6. Oil Reserves Fell
Our nation’s crude oil and gasoline supplies went down last week. The dipstick showed a loss.
According to the Energy Department, “Crude supplies dropped by 5.2 million barrels, or 1.5 percent, to 349.8 million barrels, which is 1.5 percent below year-ago levels. Gasoline supplies fell by 1.6 million barrels, or 0.7 percent, to 213.6 million barrels.”
Although they also reported demand for gasoline over the four weeks ended August 5 was 3.4 percent lower than a year earlier, averaging 9.1 million barrels a day. It is interesting that demand has fallen and supplies are down…
Texas crude jumped 4.35% on the news to $82.75. Brent crude was up to $104.75 a barrel.
Oil has fallen more than 20 percent this month, a big haircut no matter which asset you’re looking at.
Building Your Buy List
Over the next four to six weeks, you should start adding companies like ExxonMobil (XOM), which has a P/E of 9.25 and pays a 2.70% dividend, to your list. Buy under $60. It’s now at $70.
BP Plc (BP) has a P/E of 6.26 and pays a 2.20% dividend. Buy under $30; it’s now at $39.
And if you can pick up Petroleo Brasileiro (PBR) under $20, I would strongly suggest buying a lot of it. It now trades at $27.62, but is heading lower with little support.

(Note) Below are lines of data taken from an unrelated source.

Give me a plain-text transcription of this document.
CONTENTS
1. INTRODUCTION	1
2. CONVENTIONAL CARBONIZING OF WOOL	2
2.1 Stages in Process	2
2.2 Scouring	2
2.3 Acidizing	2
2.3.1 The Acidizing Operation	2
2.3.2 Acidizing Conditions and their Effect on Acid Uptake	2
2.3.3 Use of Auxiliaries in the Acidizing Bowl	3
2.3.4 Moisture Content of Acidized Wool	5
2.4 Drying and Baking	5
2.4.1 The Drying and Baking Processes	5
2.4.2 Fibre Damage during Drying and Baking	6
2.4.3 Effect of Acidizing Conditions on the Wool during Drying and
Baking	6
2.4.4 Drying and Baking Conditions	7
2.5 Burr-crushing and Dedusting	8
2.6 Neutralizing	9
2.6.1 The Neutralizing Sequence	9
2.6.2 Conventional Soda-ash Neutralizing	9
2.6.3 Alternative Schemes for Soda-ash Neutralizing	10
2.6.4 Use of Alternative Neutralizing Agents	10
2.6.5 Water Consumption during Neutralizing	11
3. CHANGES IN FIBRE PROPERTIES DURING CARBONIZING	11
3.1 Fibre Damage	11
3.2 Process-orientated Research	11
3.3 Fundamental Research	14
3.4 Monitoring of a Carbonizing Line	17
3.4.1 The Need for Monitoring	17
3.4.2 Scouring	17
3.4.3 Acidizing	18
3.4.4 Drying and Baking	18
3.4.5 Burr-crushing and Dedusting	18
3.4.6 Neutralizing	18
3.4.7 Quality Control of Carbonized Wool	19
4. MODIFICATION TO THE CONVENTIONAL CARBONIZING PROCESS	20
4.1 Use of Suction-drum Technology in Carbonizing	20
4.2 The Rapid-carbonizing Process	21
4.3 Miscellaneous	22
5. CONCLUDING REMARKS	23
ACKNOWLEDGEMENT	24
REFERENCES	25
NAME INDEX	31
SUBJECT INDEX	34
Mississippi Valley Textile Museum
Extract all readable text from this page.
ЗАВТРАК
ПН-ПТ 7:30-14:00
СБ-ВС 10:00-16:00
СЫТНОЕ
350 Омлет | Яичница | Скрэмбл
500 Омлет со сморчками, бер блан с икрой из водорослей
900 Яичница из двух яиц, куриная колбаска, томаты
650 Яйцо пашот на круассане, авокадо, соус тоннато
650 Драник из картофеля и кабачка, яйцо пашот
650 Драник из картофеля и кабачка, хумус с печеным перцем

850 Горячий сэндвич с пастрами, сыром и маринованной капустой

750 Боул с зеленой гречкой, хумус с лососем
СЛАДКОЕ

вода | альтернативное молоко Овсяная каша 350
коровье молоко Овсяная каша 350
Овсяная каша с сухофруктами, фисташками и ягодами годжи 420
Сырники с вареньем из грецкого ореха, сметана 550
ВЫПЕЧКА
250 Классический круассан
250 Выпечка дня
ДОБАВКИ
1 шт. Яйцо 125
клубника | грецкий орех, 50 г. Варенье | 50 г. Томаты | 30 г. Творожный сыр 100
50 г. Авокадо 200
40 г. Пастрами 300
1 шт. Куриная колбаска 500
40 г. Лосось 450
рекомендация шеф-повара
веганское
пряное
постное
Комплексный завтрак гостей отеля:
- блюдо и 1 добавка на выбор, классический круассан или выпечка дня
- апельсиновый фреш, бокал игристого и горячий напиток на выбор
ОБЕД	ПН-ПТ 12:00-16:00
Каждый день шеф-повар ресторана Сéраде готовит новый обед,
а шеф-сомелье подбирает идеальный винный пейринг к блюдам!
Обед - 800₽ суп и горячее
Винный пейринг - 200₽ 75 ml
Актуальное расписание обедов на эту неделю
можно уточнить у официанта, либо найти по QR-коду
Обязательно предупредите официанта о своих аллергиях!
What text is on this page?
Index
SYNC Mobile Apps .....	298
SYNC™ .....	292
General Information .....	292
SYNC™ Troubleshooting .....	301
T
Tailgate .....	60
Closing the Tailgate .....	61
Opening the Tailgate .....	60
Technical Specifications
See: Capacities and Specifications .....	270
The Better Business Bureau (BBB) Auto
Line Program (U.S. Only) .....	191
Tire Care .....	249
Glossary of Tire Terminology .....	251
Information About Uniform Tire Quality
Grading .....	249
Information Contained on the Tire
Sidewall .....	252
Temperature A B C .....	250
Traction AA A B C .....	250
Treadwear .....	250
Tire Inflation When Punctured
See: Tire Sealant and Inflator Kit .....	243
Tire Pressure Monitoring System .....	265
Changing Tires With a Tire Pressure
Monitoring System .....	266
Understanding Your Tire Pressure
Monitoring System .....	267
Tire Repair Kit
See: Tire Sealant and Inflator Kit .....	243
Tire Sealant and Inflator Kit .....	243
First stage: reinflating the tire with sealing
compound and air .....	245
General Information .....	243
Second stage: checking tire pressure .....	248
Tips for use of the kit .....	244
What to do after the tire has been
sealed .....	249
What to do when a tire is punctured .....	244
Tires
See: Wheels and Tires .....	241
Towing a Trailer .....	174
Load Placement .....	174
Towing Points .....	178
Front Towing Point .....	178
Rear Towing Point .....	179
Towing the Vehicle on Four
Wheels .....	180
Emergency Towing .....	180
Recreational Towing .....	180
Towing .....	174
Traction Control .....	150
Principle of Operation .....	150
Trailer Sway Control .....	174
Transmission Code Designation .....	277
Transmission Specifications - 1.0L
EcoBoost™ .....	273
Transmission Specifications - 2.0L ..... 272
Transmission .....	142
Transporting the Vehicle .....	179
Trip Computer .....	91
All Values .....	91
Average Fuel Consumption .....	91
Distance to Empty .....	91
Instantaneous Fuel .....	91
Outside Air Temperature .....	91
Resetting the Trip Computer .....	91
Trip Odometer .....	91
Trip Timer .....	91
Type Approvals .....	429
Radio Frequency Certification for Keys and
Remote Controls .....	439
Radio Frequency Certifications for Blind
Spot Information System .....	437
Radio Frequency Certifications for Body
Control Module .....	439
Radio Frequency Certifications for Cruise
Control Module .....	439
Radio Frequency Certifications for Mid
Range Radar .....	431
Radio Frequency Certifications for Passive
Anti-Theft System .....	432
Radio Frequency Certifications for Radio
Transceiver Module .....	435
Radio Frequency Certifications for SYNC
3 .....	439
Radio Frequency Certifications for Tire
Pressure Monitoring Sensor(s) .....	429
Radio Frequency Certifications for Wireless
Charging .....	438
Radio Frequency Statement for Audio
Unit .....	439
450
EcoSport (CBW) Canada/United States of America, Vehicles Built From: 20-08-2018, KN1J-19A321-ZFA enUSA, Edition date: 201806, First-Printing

The business headwinds are less than they have been for three years.
This month, the market will digest the debt problems that everyone knew about before the S&P downgrade.
The general consensus is bearish. Stocks are selling off.
The consensus is always wrong.
Oil stocks may fall another 20% to 30%. When they do, you can get huge quality stocks like PBR at a 60% discount — and nearly triple your money when they go back up.
There are many indicators that say the worst is over just when the herd has run out of patience. This is a perfect scenario…
Just don’t forget to buy when the time is ripe.